RBI sets up fintech department

The upgrading of the unit by RBI into its a department is aimed at promoting innovation in the sector, identifying the challenges and opportunities associated with it, and addressing them in a timely manner.
2 CLAPS
0

The Reserve Bank of India (RBI) has announced the creation of a specific department for fintech challenges with effect from January 4, 2022.

India's central bank had formed a FinTech Unit in the Department of Regulation after June 2018 for acting as a central point of contact in the bank for all activities related to fintech.
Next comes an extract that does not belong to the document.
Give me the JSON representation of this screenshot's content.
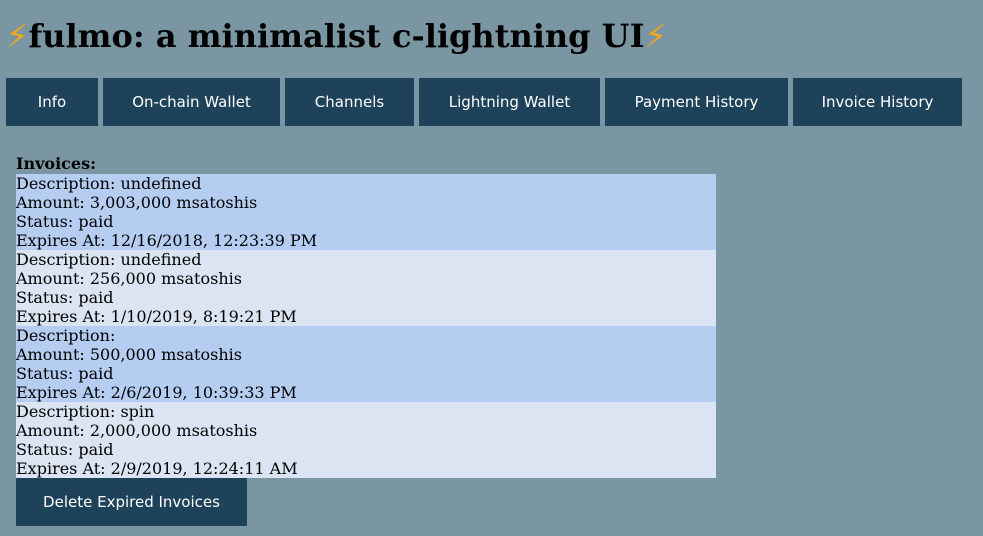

The upgrading of that unit into its a department is aimed at promoting innovation in the sector, identifying the challenges and opportunities associated with it and addressing them in a timely manner. The department will also provide a framework for further research on the subject that can aid policy interventions by the bank, RBI said in a document.

“All matters related to the facilitation of constructive innovations and incubations in the fintech sector, which may have wider implications for the financial sector/markets and falling under the purview of the Bank, will be dealt with by the FinTech Department,” the document added.

(Photo credit: AFP)

To oversee the new department, Ajay Kumar Choudhary has been appointed by the RBI as executive director. He will look after the Fintech Department, Risk Monitoring Department, and Inspection Department.

Shri Choudhary holds a Master’s degree in Physics from Delhi University, besides having earned professional qualifications including Certified Associate of Indian Institute of Banking and Finance (CAIIB).

The challenges that are already faced by the bank include framing cryptocurrency regulations and a central bank digital currency (CBDC).

T Rabi Shankar, the RBI's deputy governor, had recently stated that “two types of CBDC are in the works, wholesale and retail, and the new department will now be tasked with overseeing their development. Meanwhile, India’s parliament is set to consider a law to regulate cryptocurrencies. The RBI has unsuccessfully tried to “prohibit” banks from dealing with virtual currencies, including Bitcoins, in the past. But in 2020, the Supreme Court allowed dealing in cryptocurrency, and said the RBI order was “unconstitutional”.